Pese a todo el alboroto, me sentí más libre que de costumbre. Aquí no era yo el espectáculo friki, sino que a mi espalda estaba representándose uno de terror. El avión regresó a la puerta de embarque. Reparé en que nos habíamos apartado apenas unos metros, pero ese alejamiento me había parecido enorme, como si no hubiera vuelta atrás. Pero por lo visto a veces sí la hay.
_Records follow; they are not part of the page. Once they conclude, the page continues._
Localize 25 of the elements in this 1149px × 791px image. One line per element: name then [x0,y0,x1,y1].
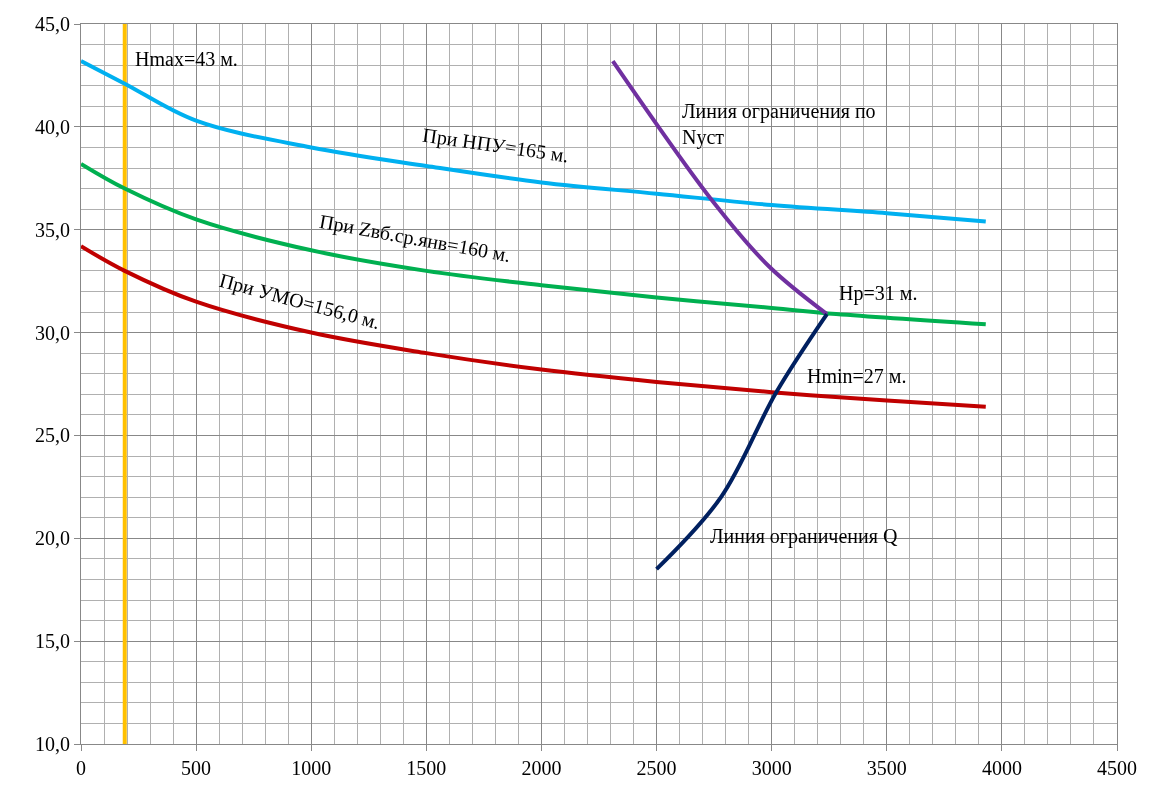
y-tick-label: 30,0 [35,321,70,344]
y-tick-label: 35,0 [35,218,70,241]
y-tick-label: 15,0 [35,630,70,653]
x-tick-label: 1500 [406,757,447,779]
text: При НПУ=165 м. [421,123,571,168]
x-tick-label: 1000 [291,757,332,779]
line-series [81,161,988,327]
series-label: Линия ограничения по Nуст [682,100,876,149]
x-tick-label: 4000 [981,757,1022,779]
x-tick-label: 3000 [751,757,792,779]
x-tick-label: 2500 [636,757,677,779]
x-tick-label: 500 [181,757,212,779]
y-tick-label: 45,0 [35,13,70,35]
y-tick-label: 20,0 [35,527,70,550]
y-tick-label: 10,0 [35,733,70,755]
x-tick-label: 3500 [866,757,907,779]
annotation: Hp=31 м. [839,282,918,305]
series-label: Линия ограничения Q [710,525,898,548]
annotation: Hmax=43 м. [135,48,238,70]
x-tick-label: 0 [76,757,86,779]
annotation: Hmin=27 м. [807,365,907,387]
y-tick-label: 25,0 [35,424,70,447]
x-tick-label: 4500 [1097,757,1137,779]
x-tick-label: 2000 [521,757,562,779]
y-tick-label: 40,0 [35,115,70,138]
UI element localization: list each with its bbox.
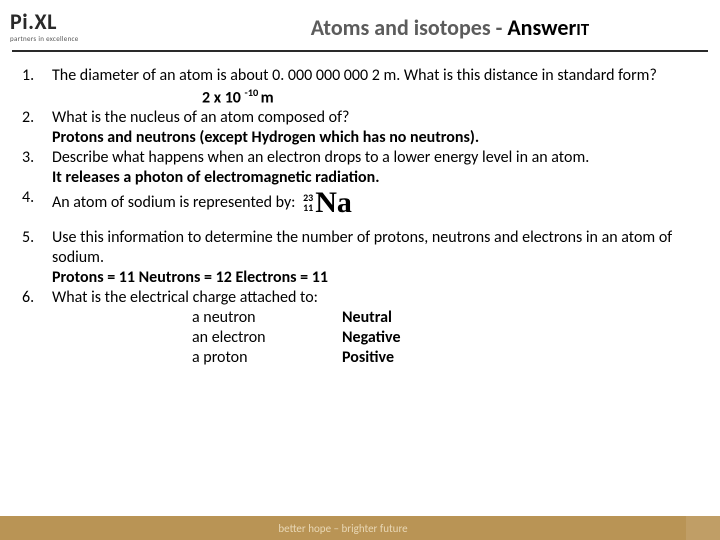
neutron-charge: Neutral [342,308,492,328]
q2-num: 2. [22,108,52,148]
footer-text: better hope – brighter future [0,516,686,540]
electron-label: an electron [192,328,342,348]
element-symbol: Na [315,188,352,218]
q6-num: 6. [22,288,52,368]
q4-num: 4. [22,188,52,218]
atomic-number: 11 [303,203,313,213]
footer: better hope – brighter future [0,516,720,540]
q5-answer: Protons = 11 Neutrons = 12 Electrons = 1… [52,268,328,287]
footer-accent [686,516,720,540]
question-6: 6. What is the electrical charge attache… [22,288,698,368]
logo: Pi.XL partners in excellence [10,11,190,43]
page-title-wrap: Atoms and isotopes - AnswerIT [190,14,710,41]
question-2: 2. What is the nucleus of an atom compos… [22,108,698,148]
q2-answer: Protons and neutrons (except Hydrogen wh… [52,128,479,147]
q5-num: 5. [22,228,52,288]
logo-main: Pi.XL [10,11,57,33]
q3-answer: It releases a photon of electromagnetic … [52,168,380,187]
title-answer: Answer [507,14,576,41]
q3-num: 3. [22,148,52,188]
proton-label: a proton [192,348,342,368]
proton-charge: Positive [342,348,492,368]
q2-text: What is the nucleus of an atom composed … [52,108,349,127]
question-4: 4. An atom of sodium is represented by: … [22,188,698,218]
logo-sub: partners in excellence [10,34,79,43]
page-title: Atoms and isotopes - AnswerIT [311,14,589,41]
q6-text: What is the electrical charge attached t… [52,288,318,307]
q4-text: An atom of sodium is represented by: [52,193,295,212]
charge-table: a neutron Neutral an electron Negative a… [52,308,698,368]
neutron-label: a neutron [192,308,342,328]
content: 1. The diameter of an atom is about 0. 0… [0,52,720,368]
q1-answer: 2 x 10 -10 m [22,86,698,108]
header: Pi.XL partners in excellence Atoms and i… [0,0,720,48]
electron-charge: Negative [342,328,492,348]
question-5: 5. Use this information to determine the… [22,228,698,288]
q1-text: The diameter of an atom is about 0. 000 … [52,66,698,86]
title-grey: Atoms and isotopes - [311,14,508,41]
q5-text: Use this information to determine the nu… [52,228,672,267]
q3-text: Describe what happens when an electron d… [52,148,589,167]
title-it: IT [576,19,589,40]
sodium-symbol: 23 11 Na [303,188,352,218]
question-1: 1. The diameter of an atom is about 0. 0… [22,66,698,86]
question-3: 3. Describe what happens when an electro… [22,148,698,188]
q1-num: 1. [22,66,52,86]
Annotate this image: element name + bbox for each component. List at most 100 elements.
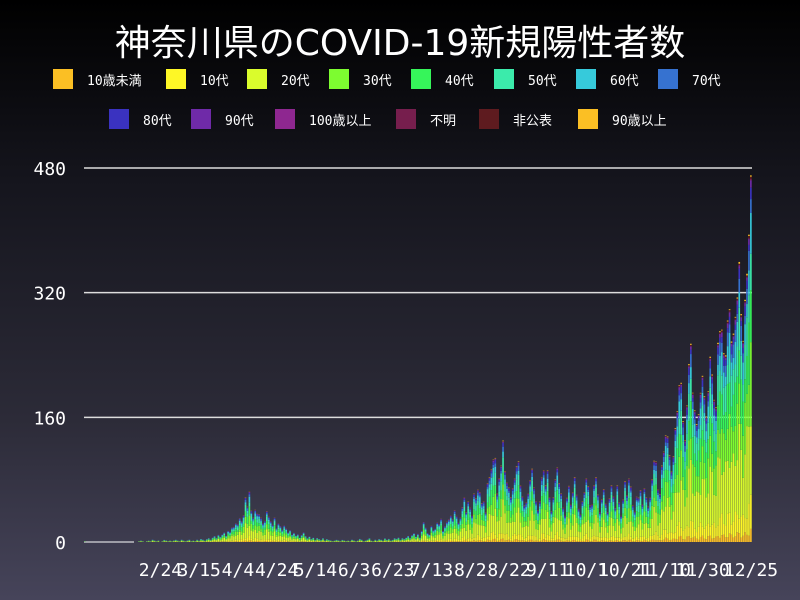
bar-segment <box>566 512 568 517</box>
bar-segment <box>486 539 489 542</box>
bar-segment <box>655 484 657 501</box>
bar-segment <box>494 538 497 542</box>
bar-segment <box>260 520 262 522</box>
bar-segment <box>502 538 504 542</box>
bar-segment <box>289 533 291 536</box>
bar-segment <box>256 540 258 542</box>
bar-segment <box>573 478 576 479</box>
bar-segment <box>672 462 675 465</box>
bar-segment <box>440 520 442 522</box>
bar-segment <box>233 534 235 537</box>
bar-segment <box>581 507 584 514</box>
bar-segment <box>738 350 741 384</box>
bar-segment <box>494 457 497 459</box>
bar-segment <box>748 244 750 251</box>
bar-segment <box>386 541 388 542</box>
bar-segment <box>213 537 216 539</box>
bar-segment <box>738 266 741 269</box>
bar-segment <box>451 540 454 542</box>
bar-segment <box>202 540 204 542</box>
bar-segment <box>575 495 578 497</box>
bar-segment <box>326 539 328 541</box>
bar-segment <box>664 456 667 470</box>
bar-segment <box>465 540 468 542</box>
bar-segment <box>691 493 694 522</box>
bar-segment <box>717 347 719 355</box>
bar-segment <box>724 525 727 538</box>
bar-segment <box>618 509 621 514</box>
bar-segment <box>657 490 659 492</box>
bar-segment <box>571 536 574 541</box>
bar-segment <box>647 507 650 508</box>
bar-segment <box>728 316 731 325</box>
bar-segment <box>207 539 210 541</box>
bar-segment <box>271 530 274 533</box>
bar-segment <box>552 540 555 542</box>
bar-segment <box>484 532 487 538</box>
bar-segment <box>562 541 564 542</box>
bar-segment <box>262 539 264 542</box>
bar-segment <box>550 512 553 514</box>
bar-segment <box>548 535 551 541</box>
bar-segment <box>424 540 427 542</box>
bar-segment <box>467 513 470 520</box>
bar-segment <box>233 529 235 532</box>
bar-segment <box>686 419 688 434</box>
bar-segment <box>411 541 413 542</box>
bar-segment <box>736 403 739 461</box>
bar-segment <box>666 470 669 483</box>
bar-segment <box>544 537 547 541</box>
bar-segment <box>254 518 257 526</box>
bar-segment <box>449 517 452 519</box>
bar-segment <box>258 540 260 542</box>
bar-segment <box>736 514 739 533</box>
bar-segment <box>653 539 655 542</box>
bar-segment <box>418 539 421 541</box>
bar-segment <box>461 508 464 509</box>
bar-segment <box>252 541 255 542</box>
bar-segment <box>519 501 522 513</box>
bar-segment <box>564 533 566 539</box>
bar-segment <box>583 523 586 536</box>
bar-segment <box>746 317 748 356</box>
bar-segment <box>713 494 715 523</box>
bar-segment <box>509 498 512 500</box>
bar-segment <box>478 540 481 542</box>
bar-segment <box>552 511 555 517</box>
bar-segment <box>672 511 675 534</box>
bar-segment <box>697 476 700 493</box>
bar-segment <box>730 344 733 347</box>
bar-segment <box>703 528 706 539</box>
bar-segment <box>728 324 731 333</box>
bar-segment <box>496 537 499 541</box>
bar-segment <box>610 486 613 489</box>
bar-segment <box>591 504 593 506</box>
bar-segment <box>262 532 264 536</box>
bar-segment <box>552 504 555 512</box>
bar-segment <box>250 538 253 541</box>
bar-segment <box>666 447 669 454</box>
bar-segment <box>258 515 260 517</box>
bar-segment <box>281 530 284 532</box>
bar-segment <box>688 368 690 376</box>
bar-segment <box>395 540 398 542</box>
bar-segment <box>287 533 289 534</box>
bar-segment <box>535 502 537 504</box>
bar-segment <box>585 533 588 540</box>
bar-segment <box>426 535 429 538</box>
bar-segment <box>515 468 518 472</box>
bar-segment <box>453 511 456 514</box>
bar-segment <box>597 508 599 518</box>
bar-segment <box>662 454 665 457</box>
bar-segment <box>246 523 249 528</box>
bar-segment <box>430 526 433 527</box>
bar-segment <box>748 503 750 536</box>
bar-segment <box>235 541 237 542</box>
bar-segment <box>713 468 715 495</box>
bar-segment <box>457 529 460 531</box>
bar-segment <box>664 481 667 507</box>
bar-segment <box>304 539 307 542</box>
bar-segment <box>546 534 549 541</box>
bar-segment <box>628 482 630 486</box>
bar-segment <box>422 523 425 525</box>
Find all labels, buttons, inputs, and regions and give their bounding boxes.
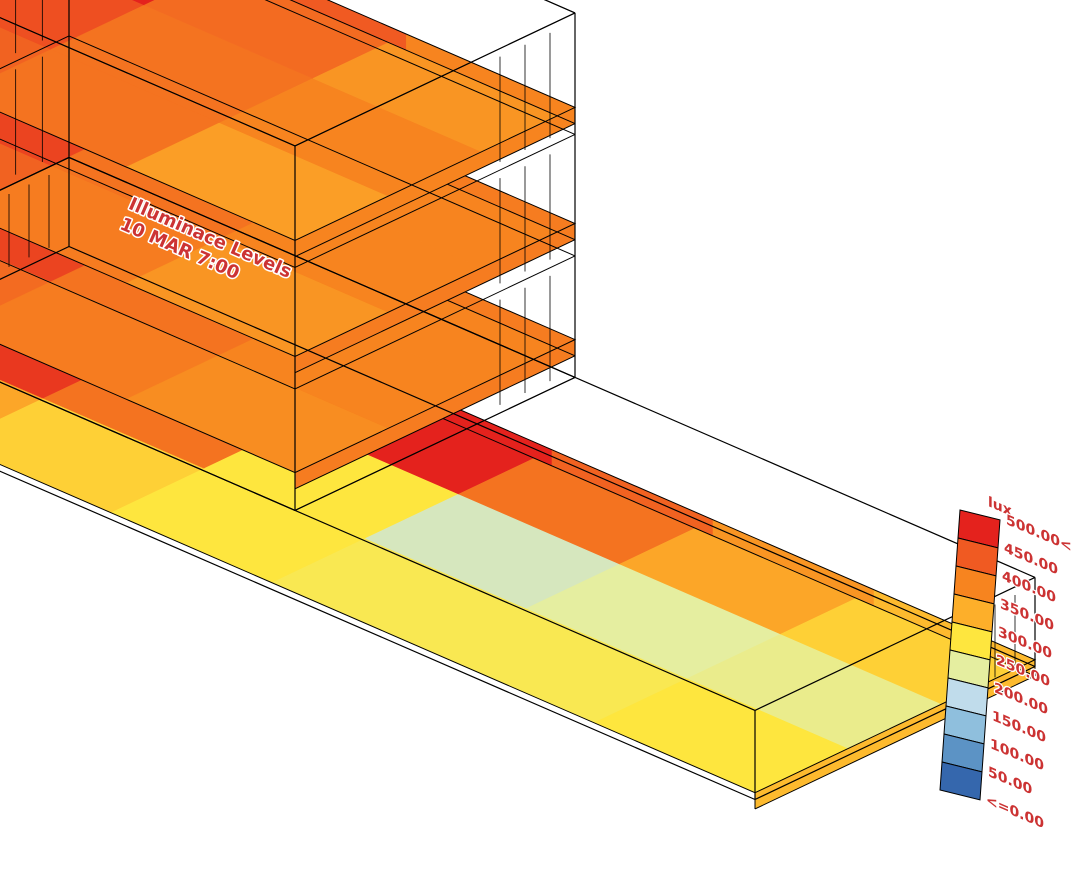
- illuminance-3d-diagram: lux500.00<=450.00400.00350.00300.00250.0…: [0, 0, 1072, 880]
- color-legend: lux500.00<=450.00400.00350.00300.00250.0…: [940, 494, 1072, 833]
- legend-tick-label: 50.00: [988, 763, 1032, 798]
- legend-tick-label: <=0.00: [986, 791, 1044, 832]
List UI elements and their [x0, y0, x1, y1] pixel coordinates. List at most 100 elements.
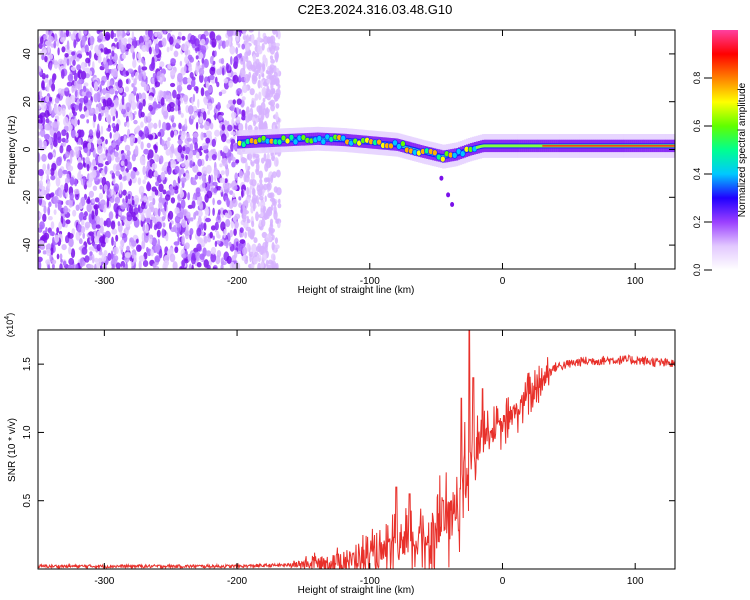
noise-point — [131, 153, 136, 162]
noise-point — [206, 95, 212, 100]
noise-point — [88, 50, 92, 60]
ridge-blob — [288, 134, 295, 141]
noise-point — [238, 53, 243, 58]
noise-point — [56, 253, 60, 260]
noise-point — [262, 183, 268, 191]
noise-point — [269, 45, 276, 55]
noise-point — [230, 131, 236, 136]
noise-point — [196, 243, 202, 252]
noise-point — [97, 163, 104, 168]
noise-point — [244, 174, 250, 183]
noise-point — [147, 195, 153, 201]
noise-point — [213, 187, 217, 194]
noise-point — [261, 157, 265, 164]
noise-point — [228, 241, 232, 247]
noise-point — [176, 93, 181, 100]
noise-point — [73, 118, 78, 127]
noise-point — [225, 40, 230, 47]
noise-point — [167, 137, 171, 142]
noise-point — [214, 240, 218, 247]
noise-point — [276, 169, 281, 178]
noise-point — [47, 163, 50, 171]
noise-point — [255, 211, 259, 222]
noise-point — [257, 39, 261, 49]
noise-point — [172, 179, 177, 187]
noise-point — [123, 135, 127, 143]
noise-point — [77, 162, 84, 170]
noise-point — [89, 251, 93, 256]
noise-point — [178, 122, 182, 130]
noise-point — [141, 202, 146, 210]
ridge-blob — [284, 137, 291, 145]
ridge-blob — [316, 135, 323, 142]
noise-point — [225, 219, 231, 228]
noise-point — [121, 95, 125, 106]
noise-point — [69, 192, 74, 201]
noise-point — [215, 255, 221, 265]
noise-point — [232, 99, 236, 105]
noise-point — [247, 152, 253, 161]
noise-point — [199, 73, 204, 83]
snr-series-line — [38, 330, 675, 569]
noise-point — [185, 146, 191, 155]
noise-point — [51, 259, 57, 265]
noise-point — [130, 113, 134, 121]
noise-point — [78, 238, 83, 245]
noise-point — [203, 58, 209, 68]
noise-point — [136, 244, 142, 252]
noise-point — [214, 129, 220, 137]
noise-point — [93, 113, 97, 123]
noise-point — [154, 255, 161, 263]
noise-point — [70, 66, 76, 71]
noise-point — [169, 185, 174, 192]
noise-point — [254, 93, 259, 101]
noise-point — [274, 52, 279, 60]
noise-point — [160, 192, 163, 202]
noise-point — [210, 225, 216, 231]
noise-point — [78, 30, 82, 39]
noise-point — [166, 46, 170, 53]
noise-point — [111, 263, 115, 269]
noise-point — [237, 31, 240, 37]
noise-point — [166, 140, 171, 148]
noise-point — [205, 250, 212, 257]
noise-point — [181, 219, 187, 228]
noise-point — [115, 110, 119, 119]
noise-point — [131, 199, 135, 206]
noise-point — [241, 43, 245, 50]
noise-point — [261, 218, 266, 227]
ridge-blob — [280, 134, 287, 142]
noise-point — [195, 151, 200, 159]
noise-point — [220, 221, 226, 232]
noise-point — [128, 93, 132, 104]
noise-point — [236, 88, 242, 95]
noise-point — [106, 73, 109, 81]
noise-point — [46, 248, 51, 256]
noise-point — [75, 132, 79, 138]
noise-point — [98, 251, 103, 256]
noise-point — [241, 116, 246, 121]
noise-point — [249, 186, 252, 197]
noise-point — [41, 80, 45, 89]
noise-point — [124, 86, 130, 93]
noise-point — [209, 56, 214, 65]
noise-point — [266, 181, 272, 191]
noise-point — [43, 140, 47, 150]
noise-point — [140, 141, 144, 150]
noise-point — [243, 210, 249, 215]
noise-point — [132, 216, 138, 222]
noise-point — [180, 112, 184, 118]
noise-point — [195, 65, 199, 76]
noise-point — [136, 52, 141, 60]
noise-point — [227, 124, 233, 132]
noise-point — [65, 30, 69, 37]
noise-point — [80, 70, 87, 80]
noise-point — [96, 49, 102, 57]
noise-point — [85, 57, 91, 64]
noise-point — [69, 154, 73, 164]
noise-point — [45, 193, 51, 201]
noise-point — [184, 55, 189, 64]
noise-point — [135, 238, 139, 244]
noise-point — [188, 263, 192, 269]
noise-point — [90, 233, 94, 242]
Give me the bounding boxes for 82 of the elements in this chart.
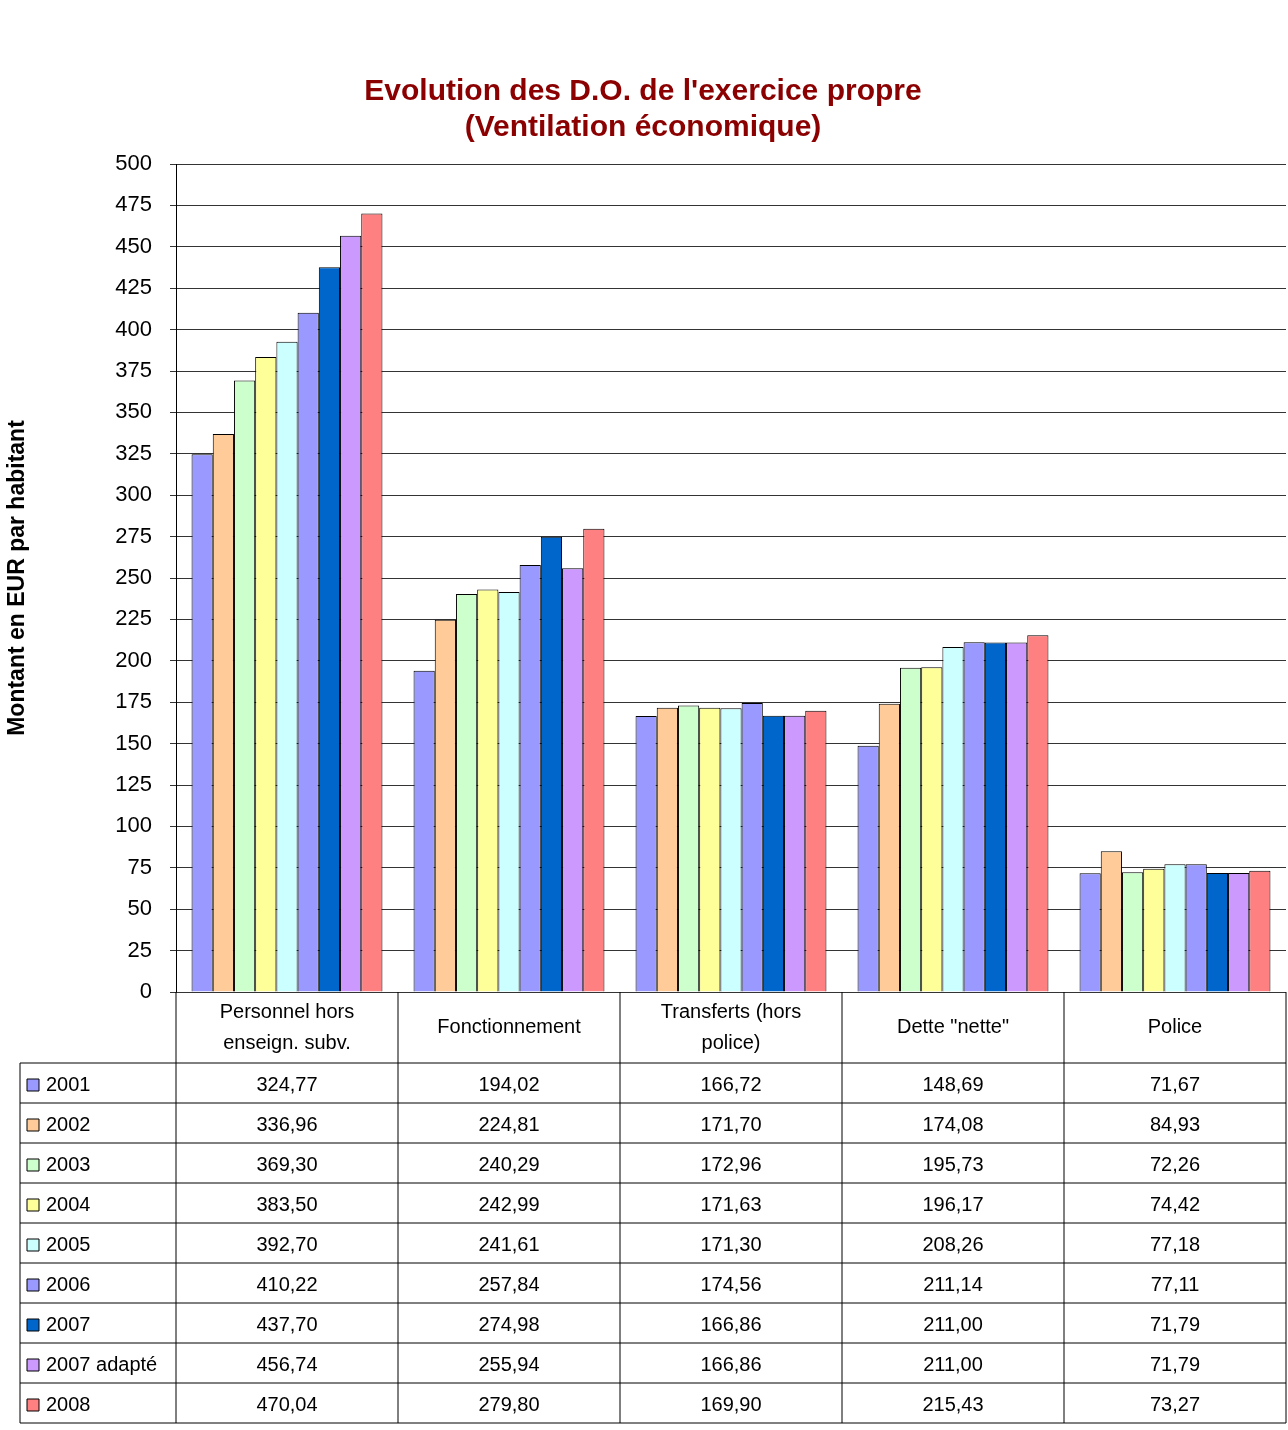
y-tick-label: 450: [115, 232, 152, 258]
legend-label: 2001: [46, 1072, 91, 1095]
legend-label: 2007: [46, 1312, 91, 1335]
data-label: 279,80: [478, 1392, 540, 1415]
data-label: 174,08: [922, 1112, 984, 1135]
y-tick-label: 500: [115, 150, 152, 176]
data-label: 470,04: [256, 1392, 318, 1415]
data-label: 240,29: [478, 1152, 540, 1175]
data-label: 211,14: [923, 1272, 983, 1295]
x-tick-label: Dette "nette": [896, 1015, 1010, 1038]
data-label: 84,93: [1149, 1112, 1201, 1135]
y-tick-label: 475: [115, 191, 152, 217]
data-label: 336,96: [256, 1112, 318, 1135]
data-label: 369,30: [256, 1152, 318, 1175]
data-label: 224,81: [478, 1112, 540, 1135]
data-label: 392,70: [256, 1232, 318, 1255]
y-tick-label: 200: [115, 646, 152, 672]
x-tick-label: Fonctionnement: [437, 1015, 582, 1038]
data-label: 72,26: [1149, 1152, 1201, 1175]
legend-label: 2008: [46, 1392, 91, 1415]
y-tick-label: 25: [127, 936, 152, 962]
y-tick-label: 175: [115, 688, 152, 714]
data-label: 74,42: [1149, 1192, 1201, 1215]
data-label: 194,02: [478, 1072, 540, 1095]
data-label: 195,73: [922, 1152, 984, 1175]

Quería salir. Tengo tendencias claustrofóbicas. Es realmente extraño porque lo que más me gusta es estar en un sitio pequeño y escondido, pero ha de ser a mi manera. No me gusta que me tomen como rehén, y así es como me sentía yo. Creí que partiríamos de nuevo, pero de pronto empezó a nevar y nos invitaron a descender del aparato. Nos dijeron que, aunque en Chicago el tiempo aún no era del todo malo, se estaban cerrando todos los aeropuertos de la costa Este. Una vez más tuve que guarecerme, bajar del avión y aguardar en la terminal.

Encontré un asiento en un rincón frente a una pared y me puse a leer un cómic que había metido en el bolsillo delantero de la mochila. Tuve el fugaz pensamiento de que podía coger un taxi de vuelta a casa… y pasar allí otra noche. Pero luego recordé el mal tiempo y el hecho de que, a partir de la mañana siguiente, la casa ya no sería mía ni de mi familia. En ese momento comprendí que no tenía literalmente ningún sitio donde resguardarme: era un sin techo, al menos por el momento.

Duncan se quedó quieto un minuto, esperando, pero al parecer Tim había dejado de hablar. Miró alrededor, casi sorprendido de encontrarse en aquel lugar. Ahora el pasillo estaba más tranquilo, pero decidió dejar de escuchar y reunirse con sus amigos. Sacó el cedé, lo devolvió el estuche y echó un vistazo al siguiente. Lo introdujo lentamente en la disquetera diciéndose que lo escucharía solo un minuto.